Yellowman

マイ・ブロークン・マリコのYellowmanのレビュー・感想・評価

マイ・ブロークン・マリコ(2022年製作の映画)
4.0
“きみがいないことは きみがいることだなぁ”
桜super love /サニーデイ・サービス

誰もが経験した事はあるだろう。自分にとっての大切な人との”別離”
それは、本作のような死別に限らず、愛する、愛してた人の別離も含まれる。
本作は、永野芽郁演じるシイノが、幼馴染のマリコの突然の死に狼狽しながらも、失ってからの後悔と、同時にマリコは、確実にシイノの中で、存在し続けていた。
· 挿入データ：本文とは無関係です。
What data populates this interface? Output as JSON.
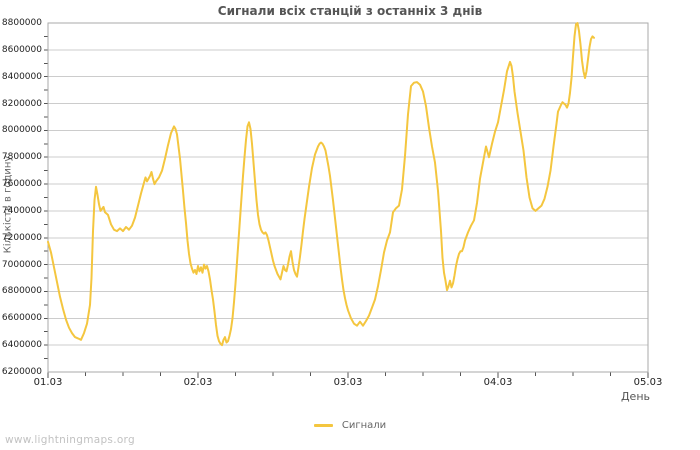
{
  "footer": {
    "watermark": "www.lightningmaps.org"
  },
  "colors": {
    "background": "#FFFFFF",
    "line": "#F4C63F",
    "grid": "#CCCCCC",
    "frame": "#AAAAAA",
    "tick": "#555555",
    "title_text": "#555555",
    "tick_text": "#222222",
    "axis_title_text": "#666666",
    "legend_text": "#666666",
    "watermark_text": "#C2C2C2"
  },
  "chart_data": {
    "type": "line",
    "title": "Сигнали всіх станцій з останніх 3 днів",
    "xlabel": "День",
    "ylabel": "Кількість в годину",
    "grid": "horizontal",
    "legend_position": "bottom-center",
    "x_axis": {
      "tick_labels": [
        "01.03",
        "02.03",
        "03.03",
        "04.03",
        "05.03"
      ],
      "range_days": [
        0,
        4
      ],
      "minor_tick_interval_days": 0.25
    },
    "y_axis": {
      "min": 6200000,
      "max": 8800000,
      "tick_step": 200000,
      "minor_tick_step": 100000,
      "tick_labels": [
        "8800000",
        "8600000",
        "8400000",
        "8200000",
        "8000000",
        "7800000",
        "7600000",
        "7400000",
        "7200000",
        "7000000",
        "6800000",
        "6600000",
        "6400000",
        "6200000"
      ]
    },
    "series": [
      {
        "name": "Сигнали",
        "color": "#F4C63F",
        "points": [
          [
            0,
            7170000
          ],
          [
            0.02,
            7090000
          ],
          [
            0.04,
            6980000
          ],
          [
            0.06,
            6870000
          ],
          [
            0.08,
            6760000
          ],
          [
            0.1,
            6670000
          ],
          [
            0.12,
            6590000
          ],
          [
            0.14,
            6530000
          ],
          [
            0.16,
            6490000
          ],
          [
            0.18,
            6460000
          ],
          [
            0.2,
            6450000
          ],
          [
            0.22,
            6440000
          ],
          [
            0.24,
            6490000
          ],
          [
            0.26,
            6560000
          ],
          [
            0.28,
            6700000
          ],
          [
            0.29,
            6900000
          ],
          [
            0.3,
            7250000
          ],
          [
            0.31,
            7480000
          ],
          [
            0.32,
            7580000
          ],
          [
            0.33,
            7520000
          ],
          [
            0.34,
            7450000
          ],
          [
            0.35,
            7400000
          ],
          [
            0.37,
            7430000
          ],
          [
            0.38,
            7390000
          ],
          [
            0.4,
            7370000
          ],
          [
            0.42,
            7300000
          ],
          [
            0.44,
            7260000
          ],
          [
            0.46,
            7250000
          ],
          [
            0.48,
            7270000
          ],
          [
            0.5,
            7250000
          ],
          [
            0.52,
            7280000
          ],
          [
            0.54,
            7260000
          ],
          [
            0.56,
            7290000
          ],
          [
            0.58,
            7350000
          ],
          [
            0.6,
            7440000
          ],
          [
            0.62,
            7530000
          ],
          [
            0.64,
            7610000
          ],
          [
            0.65,
            7650000
          ],
          [
            0.66,
            7620000
          ],
          [
            0.68,
            7660000
          ],
          [
            0.69,
            7690000
          ],
          [
            0.7,
            7640000
          ],
          [
            0.71,
            7600000
          ],
          [
            0.72,
            7620000
          ],
          [
            0.74,
            7650000
          ],
          [
            0.76,
            7700000
          ],
          [
            0.78,
            7790000
          ],
          [
            0.8,
            7890000
          ],
          [
            0.82,
            7980000
          ],
          [
            0.84,
            8030000
          ],
          [
            0.85,
            8010000
          ],
          [
            0.86,
            7970000
          ],
          [
            0.88,
            7790000
          ],
          [
            0.9,
            7550000
          ],
          [
            0.91,
            7420000
          ],
          [
            0.92,
            7310000
          ],
          [
            0.93,
            7180000
          ],
          [
            0.94,
            7080000
          ],
          [
            0.95,
            7010000
          ],
          [
            0.96,
            6970000
          ],
          [
            0.97,
            6940000
          ],
          [
            0.98,
            6960000
          ],
          [
            0.99,
            6930000
          ],
          [
            1,
            6990000
          ],
          [
            1.01,
            6950000
          ],
          [
            1.02,
            6980000
          ],
          [
            1.03,
            6940000
          ],
          [
            1.04,
            7000000
          ],
          [
            1.05,
            6970000
          ],
          [
            1.06,
            6990000
          ],
          [
            1.07,
            6950000
          ],
          [
            1.08,
            6890000
          ],
          [
            1.09,
            6810000
          ],
          [
            1.1,
            6740000
          ],
          [
            1.11,
            6650000
          ],
          [
            1.12,
            6550000
          ],
          [
            1.13,
            6470000
          ],
          [
            1.14,
            6430000
          ],
          [
            1.15,
            6410000
          ],
          [
            1.16,
            6400000
          ],
          [
            1.17,
            6440000
          ],
          [
            1.18,
            6460000
          ],
          [
            1.19,
            6420000
          ],
          [
            1.2,
            6430000
          ],
          [
            1.21,
            6470000
          ],
          [
            1.22,
            6520000
          ],
          [
            1.23,
            6600000
          ],
          [
            1.24,
            6720000
          ],
          [
            1.25,
            6860000
          ],
          [
            1.26,
            7020000
          ],
          [
            1.27,
            7180000
          ],
          [
            1.28,
            7340000
          ],
          [
            1.29,
            7500000
          ],
          [
            1.3,
            7660000
          ],
          [
            1.31,
            7800000
          ],
          [
            1.32,
            7930000
          ],
          [
            1.33,
            8030000
          ],
          [
            1.34,
            8060000
          ],
          [
            1.35,
            8010000
          ],
          [
            1.36,
            7900000
          ],
          [
            1.37,
            7760000
          ],
          [
            1.38,
            7620000
          ],
          [
            1.39,
            7480000
          ],
          [
            1.4,
            7370000
          ],
          [
            1.41,
            7300000
          ],
          [
            1.42,
            7260000
          ],
          [
            1.43,
            7240000
          ],
          [
            1.44,
            7230000
          ],
          [
            1.45,
            7240000
          ],
          [
            1.46,
            7220000
          ],
          [
            1.47,
            7180000
          ],
          [
            1.48,
            7130000
          ],
          [
            1.49,
            7080000
          ],
          [
            1.5,
            7030000
          ],
          [
            1.51,
            6990000
          ],
          [
            1.52,
            6960000
          ],
          [
            1.53,
            6930000
          ],
          [
            1.54,
            6910000
          ],
          [
            1.55,
            6890000
          ],
          [
            1.56,
            6940000
          ],
          [
            1.57,
            6990000
          ],
          [
            1.58,
            6960000
          ],
          [
            1.59,
            6950000
          ],
          [
            1.6,
            7000000
          ],
          [
            1.61,
            7060000
          ],
          [
            1.62,
            7100000
          ],
          [
            1.63,
            7020000
          ],
          [
            1.64,
            6960000
          ],
          [
            1.65,
            6930000
          ],
          [
            1.66,
            6910000
          ],
          [
            1.67,
            6980000
          ],
          [
            1.68,
            7060000
          ],
          [
            1.69,
            7150000
          ],
          [
            1.7,
            7250000
          ],
          [
            1.71,
            7340000
          ],
          [
            1.72,
            7420000
          ],
          [
            1.73,
            7500000
          ],
          [
            1.74,
            7580000
          ],
          [
            1.75,
            7650000
          ],
          [
            1.76,
            7720000
          ],
          [
            1.77,
            7770000
          ],
          [
            1.78,
            7820000
          ],
          [
            1.79,
            7850000
          ],
          [
            1.8,
            7880000
          ],
          [
            1.81,
            7900000
          ],
          [
            1.82,
            7910000
          ],
          [
            1.83,
            7900000
          ],
          [
            1.84,
            7880000
          ],
          [
            1.85,
            7850000
          ],
          [
            1.86,
            7790000
          ],
          [
            1.87,
            7730000
          ],
          [
            1.88,
            7660000
          ],
          [
            1.89,
            7570000
          ],
          [
            1.9,
            7480000
          ],
          [
            1.91,
            7380000
          ],
          [
            1.92,
            7280000
          ],
          [
            1.93,
            7180000
          ],
          [
            1.94,
            7080000
          ],
          [
            1.95,
            6980000
          ],
          [
            1.96,
            6890000
          ],
          [
            1.97,
            6810000
          ],
          [
            1.98,
            6750000
          ],
          [
            1.99,
            6700000
          ],
          [
            2,
            6660000
          ],
          [
            2.02,
            6600000
          ],
          [
            2.04,
            6560000
          ],
          [
            2.06,
            6545000
          ],
          [
            2.08,
            6575000
          ],
          [
            2.1,
            6545000
          ],
          [
            2.12,
            6580000
          ],
          [
            2.14,
            6620000
          ],
          [
            2.16,
            6680000
          ],
          [
            2.18,
            6740000
          ],
          [
            2.2,
            6840000
          ],
          [
            2.22,
            6960000
          ],
          [
            2.24,
            7090000
          ],
          [
            2.26,
            7180000
          ],
          [
            2.28,
            7240000
          ],
          [
            2.3,
            7390000
          ],
          [
            2.32,
            7420000
          ],
          [
            2.34,
            7440000
          ],
          [
            2.36,
            7560000
          ],
          [
            2.38,
            7810000
          ],
          [
            2.4,
            8120000
          ],
          [
            2.42,
            8330000
          ],
          [
            2.44,
            8355000
          ],
          [
            2.46,
            8360000
          ],
          [
            2.48,
            8340000
          ],
          [
            2.5,
            8290000
          ],
          [
            2.52,
            8180000
          ],
          [
            2.54,
            8020000
          ],
          [
            2.56,
            7880000
          ],
          [
            2.58,
            7760000
          ],
          [
            2.6,
            7550000
          ],
          [
            2.62,
            7250000
          ],
          [
            2.63,
            7050000
          ],
          [
            2.64,
            6940000
          ],
          [
            2.65,
            6880000
          ],
          [
            2.66,
            6810000
          ],
          [
            2.67,
            6840000
          ],
          [
            2.68,
            6880000
          ],
          [
            2.69,
            6830000
          ],
          [
            2.7,
            6860000
          ],
          [
            2.71,
            6920000
          ],
          [
            2.72,
            6990000
          ],
          [
            2.73,
            7040000
          ],
          [
            2.74,
            7080000
          ],
          [
            2.75,
            7100000
          ],
          [
            2.76,
            7100000
          ],
          [
            2.77,
            7130000
          ],
          [
            2.78,
            7180000
          ],
          [
            2.8,
            7240000
          ],
          [
            2.82,
            7290000
          ],
          [
            2.84,
            7330000
          ],
          [
            2.86,
            7460000
          ],
          [
            2.88,
            7640000
          ],
          [
            2.9,
            7760000
          ],
          [
            2.92,
            7880000
          ],
          [
            2.93,
            7840000
          ],
          [
            2.94,
            7800000
          ],
          [
            2.96,
            7900000
          ],
          [
            2.98,
            7990000
          ],
          [
            3,
            8060000
          ],
          [
            3.02,
            8180000
          ],
          [
            3.04,
            8300000
          ],
          [
            3.06,
            8440000
          ],
          [
            3.08,
            8510000
          ],
          [
            3.09,
            8480000
          ],
          [
            3.1,
            8400000
          ],
          [
            3.11,
            8290000
          ],
          [
            3.13,
            8130000
          ],
          [
            3.15,
            7990000
          ],
          [
            3.17,
            7850000
          ],
          [
            3.19,
            7650000
          ],
          [
            3.21,
            7500000
          ],
          [
            3.23,
            7420000
          ],
          [
            3.25,
            7400000
          ],
          [
            3.27,
            7420000
          ],
          [
            3.29,
            7440000
          ],
          [
            3.31,
            7490000
          ],
          [
            3.33,
            7580000
          ],
          [
            3.35,
            7700000
          ],
          [
            3.37,
            7880000
          ],
          [
            3.39,
            8050000
          ],
          [
            3.4,
            8140000
          ],
          [
            3.42,
            8190000
          ],
          [
            3.43,
            8210000
          ],
          [
            3.45,
            8190000
          ],
          [
            3.46,
            8170000
          ],
          [
            3.47,
            8200000
          ],
          [
            3.48,
            8280000
          ],
          [
            3.49,
            8390000
          ],
          [
            3.5,
            8550000
          ],
          [
            3.51,
            8700000
          ],
          [
            3.52,
            8790000
          ],
          [
            3.53,
            8800000
          ],
          [
            3.54,
            8740000
          ],
          [
            3.55,
            8640000
          ],
          [
            3.56,
            8520000
          ],
          [
            3.57,
            8440000
          ],
          [
            3.58,
            8390000
          ],
          [
            3.59,
            8440000
          ],
          [
            3.6,
            8530000
          ],
          [
            3.61,
            8620000
          ],
          [
            3.62,
            8680000
          ],
          [
            3.63,
            8700000
          ],
          [
            3.64,
            8690000
          ]
        ]
      }
    ]
  }
}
上記引用のサニーデイ・サービスの歌詞の世界で唄われるように、誰かと離ればなれになったり、または、会えない時があったとしても、”不在感”がより、当事者にとって、その今はいない誰かの”存在感”を色濃くするのだ。まさに観念のラインだと思う。このラインは、次のようなラインに紡がれて行く。
“きみを知らないことは きみを知ることだなぁ”

本作でシイノは遺灰を海に撒くために”二人きりの最初で最後の旅行”の道中に、何度もマリコと対話する。物語のラストでシイノはある意味において決着をつけたように思えるが、だが結論は、孤独になっただけだ。残された側として、生きて行く諦めにも聞こえる、エンディング曲のThe ピーズの「生きのばし」の歌詞に集約されているように。
けれども、シイノは、生きて行く。